An exchange official said Friday that they would soon announce the warehouses that are ready for GMO soybean delivery. However, he was unable to confirm the number or names of the warehouses.
The General Administration of Quality Supervision, Inspection and Quarantine, or AQSIQ, has recently given the Dalian exchange the go-ahead on setting up of delivery warehouses for GMO soybeans in Nantong, Jiangsu province, Rizhao, Shandong province, and Shenzhen, Guangdong province, according to the exchange.
Previously, delivery of imported GMO soybeans must be made in Dalian, Liaoning province, a rule that had discouraged traders and crushers in other regions, especially in the southern coastal provinces, to participate in trading of the No. 2 GMO soybean futures contracts.

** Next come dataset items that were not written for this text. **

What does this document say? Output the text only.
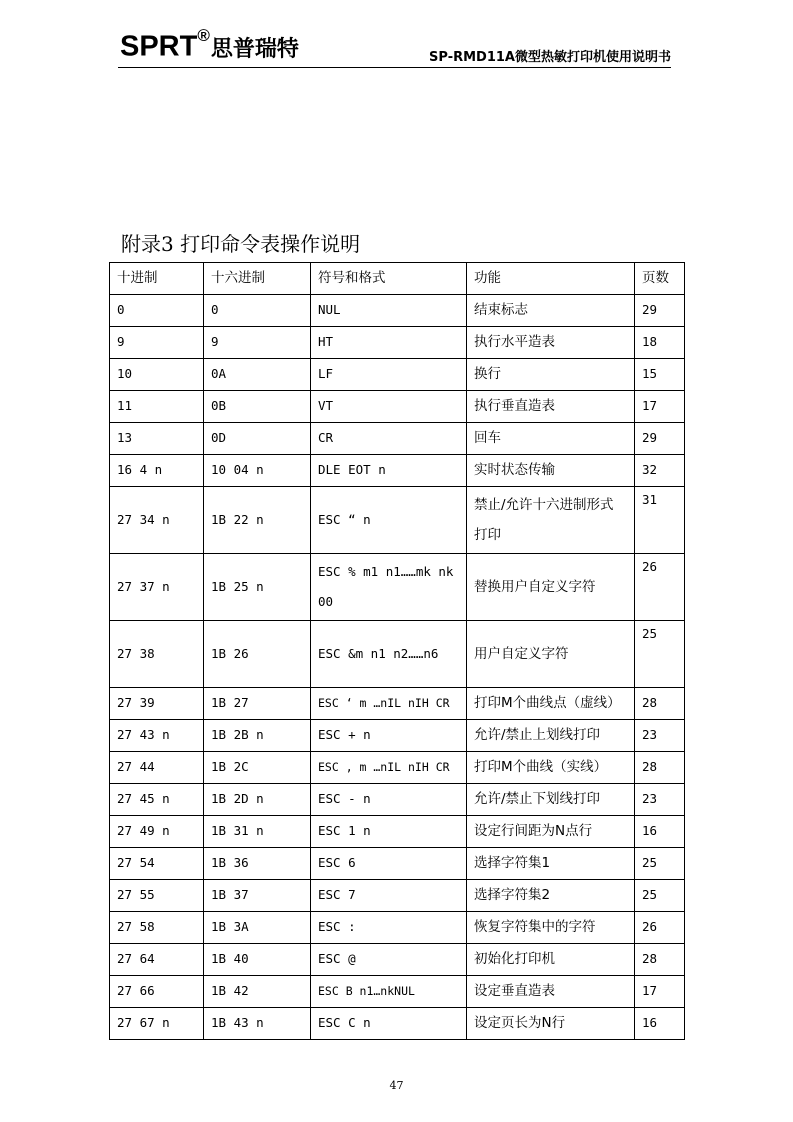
SPRT®思普瑞特	SP-RMD11A微型热敏打印机使用说明书
附录3 打印命令表操作说明
十进制	十六进制	符号和格式	功能	页数
0	0	NUL	结束标志	29
9	9	HT	执行水平造表	18
10	0A	LF	换行	15
11	0B	VT	执行垂直造表	17
13	0D	CR	回车	29
16 4 n	10 04 n	DLE EOT n	实时状态传输	32
27 34 n	1B 22 n	ESC “ n	禁止/允许十六进制形式打印	31
27 37 n	1B 25 n	ESC % m1 n1……mk nk 00	替换用户自定义字符	26
27 38	1B 26	ESC &m n1 n2……n6	用户自定义字符	25
27 39	1B 27	ESC ‘ m …nIL nIH CR	打印M个曲线点（虚线）	28
27 43 n	1B 2B n	ESC + n	允许/禁止上划线打印	23
27 44	1B 2C	ESC , m …nIL nIH CR	打印M个曲线（实线）	28
27 45 n	1B 2D n	ESC - n	允许/禁止下划线打印	23
27 49 n	1B 31 n	ESC 1 n	设定行间距为N点行	16
27 54	1B 36	ESC 6	选择字符集1	25
27 55	1B 37	ESC 7	选择字符集2	25
27 58	1B 3A	ESC :	恢复字符集中的字符	26
27 64	1B 40	ESC @	初始化打印机	28
27 66	1B 42	ESC B n1…nkNUL	设定垂直造表	17
27 67 n	1B 43 n	ESC C n	设定页长为N行	16
47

China does not plant GMO soybean crops, and imported GMO soybeans are closely monitored after their arrival and until they are crushed into soyoil and soymeal.
Soybean crushers in eastern and southern China would have greater incentive to trade the No. 2 soybean contracts due to lower delivery costs, thanks to closer proximity to the new delivery warehouses, some local analysts said.
Trading volume and open interests in the No. 2 contracts have been mostly minimal since their launch in December 2004, but they have picked up slightly in mid-November amid talk of more delivery warehouses in other regions.
The benchmark No. 2 September 2006 soybean contract ended the morning session Friday RMB60/tonne higher at RMB2,763/tonne on more active-than-usual speculative buying, while the benchmark May 2006 contract for non-GMO soybeans, the most actively traded soybean contract on the Dalian exchange, inched up RMB1/tonne to RMB2,757/tonne.
Trading volume in all No. 2 GMO soybean contracts has so far increased 15.7 percent on-year to 264,658 lots in December, with open interests rising 23.5 percent to 26,120 lots.
Meanwhile, trading volume in all non-GMO soybean contracts has decreased 19.3 percent to 5,042,450 lots so far this month, and open interests have increased 19.2 percent to 500,920 lots, according to data from the Dalian exchange.